2)   Mengatasi batuk
Dianjurkan untuk memberikan obat batuk yang aman misalnya ramuan tradisional yaitu jeruk
nipis setengah sendok teh dicampur dengan kecap atau madu setengah sendok teh dan
diberikan tiga kali sehari (Kusbiyantoro, 2009).
3)    Pemberian nutrisi
Dianjurkan memberikan makanan yang cukup gizi, sedikit-sedikit tetapi sering, lebih-lebih
jika terjadi muntah. Pemberian ASI pada bayi yang menyusui tetap diteruskan (Kusbiyantoro,
2009).
4)    Pemberian minuman
Diusahakan memberikan cairan (air putih, air buah dan sebagainya) lebih banyak dari
biasanya. Hal ini akan membantu mengencerkan dahak, selain itu kekurangan cairan akan
menambah parah sakit yang diderita (Kusbiyantoro, 2009).
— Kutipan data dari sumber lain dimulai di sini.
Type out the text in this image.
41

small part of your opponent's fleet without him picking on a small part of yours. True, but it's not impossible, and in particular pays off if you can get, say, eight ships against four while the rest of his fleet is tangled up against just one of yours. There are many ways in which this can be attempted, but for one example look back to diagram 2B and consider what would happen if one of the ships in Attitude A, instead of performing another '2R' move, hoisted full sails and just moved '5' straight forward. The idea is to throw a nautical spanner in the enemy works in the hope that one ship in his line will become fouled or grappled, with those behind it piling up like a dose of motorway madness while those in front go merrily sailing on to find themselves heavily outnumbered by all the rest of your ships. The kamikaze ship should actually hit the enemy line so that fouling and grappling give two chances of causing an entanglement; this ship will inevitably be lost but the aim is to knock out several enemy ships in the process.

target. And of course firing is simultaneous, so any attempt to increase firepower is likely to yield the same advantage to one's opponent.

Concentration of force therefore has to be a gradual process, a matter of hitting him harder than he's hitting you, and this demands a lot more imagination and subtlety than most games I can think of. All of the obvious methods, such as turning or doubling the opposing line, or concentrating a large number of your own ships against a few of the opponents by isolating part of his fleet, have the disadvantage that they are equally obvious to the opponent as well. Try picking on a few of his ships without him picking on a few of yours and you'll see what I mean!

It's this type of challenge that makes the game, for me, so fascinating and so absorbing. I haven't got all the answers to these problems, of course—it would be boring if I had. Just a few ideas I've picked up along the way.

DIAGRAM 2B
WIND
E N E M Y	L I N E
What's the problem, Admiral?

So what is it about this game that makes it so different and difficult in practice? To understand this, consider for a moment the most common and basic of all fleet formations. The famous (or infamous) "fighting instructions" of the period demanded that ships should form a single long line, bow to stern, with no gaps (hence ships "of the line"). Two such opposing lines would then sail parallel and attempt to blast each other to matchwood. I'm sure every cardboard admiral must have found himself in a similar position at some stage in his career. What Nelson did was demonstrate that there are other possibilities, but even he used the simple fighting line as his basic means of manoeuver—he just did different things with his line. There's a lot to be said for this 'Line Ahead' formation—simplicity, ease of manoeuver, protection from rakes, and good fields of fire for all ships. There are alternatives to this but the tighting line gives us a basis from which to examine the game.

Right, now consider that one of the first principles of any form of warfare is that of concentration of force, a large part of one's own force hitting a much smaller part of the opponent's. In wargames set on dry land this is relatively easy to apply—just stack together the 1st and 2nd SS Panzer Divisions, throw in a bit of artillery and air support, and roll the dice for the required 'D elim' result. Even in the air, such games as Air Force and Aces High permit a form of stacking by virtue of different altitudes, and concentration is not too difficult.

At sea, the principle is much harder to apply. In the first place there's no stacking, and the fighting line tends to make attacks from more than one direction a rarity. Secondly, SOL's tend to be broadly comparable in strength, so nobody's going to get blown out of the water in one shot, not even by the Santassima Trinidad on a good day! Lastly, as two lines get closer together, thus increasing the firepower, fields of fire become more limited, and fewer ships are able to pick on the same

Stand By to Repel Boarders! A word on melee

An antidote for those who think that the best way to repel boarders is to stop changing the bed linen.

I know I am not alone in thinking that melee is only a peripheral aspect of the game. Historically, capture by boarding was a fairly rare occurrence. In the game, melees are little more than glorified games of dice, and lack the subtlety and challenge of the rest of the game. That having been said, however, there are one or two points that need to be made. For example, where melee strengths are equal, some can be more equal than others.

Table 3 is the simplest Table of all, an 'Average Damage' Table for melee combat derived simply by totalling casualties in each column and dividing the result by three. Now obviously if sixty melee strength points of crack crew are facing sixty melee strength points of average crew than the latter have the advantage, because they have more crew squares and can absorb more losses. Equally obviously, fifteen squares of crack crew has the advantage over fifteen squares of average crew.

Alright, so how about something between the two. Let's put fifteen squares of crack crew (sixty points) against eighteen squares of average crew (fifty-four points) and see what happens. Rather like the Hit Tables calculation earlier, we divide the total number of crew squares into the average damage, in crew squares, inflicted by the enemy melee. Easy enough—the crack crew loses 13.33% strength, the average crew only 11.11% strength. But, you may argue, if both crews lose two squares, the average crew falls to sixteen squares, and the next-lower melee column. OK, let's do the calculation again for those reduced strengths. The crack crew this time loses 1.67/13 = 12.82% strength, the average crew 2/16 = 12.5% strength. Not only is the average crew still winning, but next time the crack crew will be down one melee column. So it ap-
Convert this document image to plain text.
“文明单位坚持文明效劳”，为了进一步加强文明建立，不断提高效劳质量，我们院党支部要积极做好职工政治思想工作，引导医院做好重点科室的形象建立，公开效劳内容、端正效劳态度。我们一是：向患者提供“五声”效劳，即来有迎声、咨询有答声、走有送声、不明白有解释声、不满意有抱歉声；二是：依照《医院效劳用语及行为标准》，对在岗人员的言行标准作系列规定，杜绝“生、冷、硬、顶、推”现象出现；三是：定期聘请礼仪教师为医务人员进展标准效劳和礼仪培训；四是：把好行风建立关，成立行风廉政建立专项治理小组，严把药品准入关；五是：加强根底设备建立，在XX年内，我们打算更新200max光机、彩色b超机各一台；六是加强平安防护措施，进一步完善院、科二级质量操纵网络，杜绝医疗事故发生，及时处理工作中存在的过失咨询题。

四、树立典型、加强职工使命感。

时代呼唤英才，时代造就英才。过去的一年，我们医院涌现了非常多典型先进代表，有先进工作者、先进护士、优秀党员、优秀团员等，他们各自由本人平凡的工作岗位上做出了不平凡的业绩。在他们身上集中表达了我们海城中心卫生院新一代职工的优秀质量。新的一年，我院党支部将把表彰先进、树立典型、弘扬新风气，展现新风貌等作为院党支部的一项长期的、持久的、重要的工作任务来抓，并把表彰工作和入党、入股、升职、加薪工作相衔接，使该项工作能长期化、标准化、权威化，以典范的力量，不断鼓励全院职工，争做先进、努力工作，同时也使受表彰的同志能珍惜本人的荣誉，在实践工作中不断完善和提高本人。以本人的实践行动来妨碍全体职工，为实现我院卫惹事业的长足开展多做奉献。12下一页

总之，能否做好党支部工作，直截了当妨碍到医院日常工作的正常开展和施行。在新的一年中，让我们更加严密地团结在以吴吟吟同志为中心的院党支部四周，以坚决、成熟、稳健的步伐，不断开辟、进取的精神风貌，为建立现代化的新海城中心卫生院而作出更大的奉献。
5)    Pertolongan lain yang dapat dilakukan
Tidak dianjurkan mengenakan pakaian atau selimut yang terlalu tebal dan rapat, lebih-lebih
pada anak yang demam. Membersihkan hidung pada saat pilek akan berguna untuk
mempercepat kesembuhan dan menghindari komplikasi yang lebih parah. Apabila selama
perawatan di rumah keadaan anak memburuk maka dianjurkan untuk membawa ke dokter atau
petugas kesehatan. Untuk penderita yang mendapat obat antibiotik, selain tindakan di atas
diusahakan agar obat yang diperoleh tersebut diberikan dengan benar selama lima hari penuh
dan setelah dua hari anak perlu dibawa kembali ke petugas kesehatan untuk pemeriksaan
ulang (Kusbiyantoro, 2009).
3.    Lingkungan Rumah
a.         Pengertian Lingkungan Rumah
Lingkungan rumah adalah segala sesuatu yang ada disekitarnya, baik berupa benda hidup,
benda mati, benda nyata ataupun benda tak nyata. Rumah dibuat karena manusia ingin
bernaung serta melindungi mereka dari berbagai macam ancaman kesehatan. Lingkungan
rumah antara lain mencakup udara, ventilasi, suhu, kelembaban, kepadatan hunian rumah,
penerangan alami, konstruksi bangunan, sarana pembuangan sampah, sarana pembuangan air
besar atau kecil dan penyediaan sumber air bersih(Slamet, 2009).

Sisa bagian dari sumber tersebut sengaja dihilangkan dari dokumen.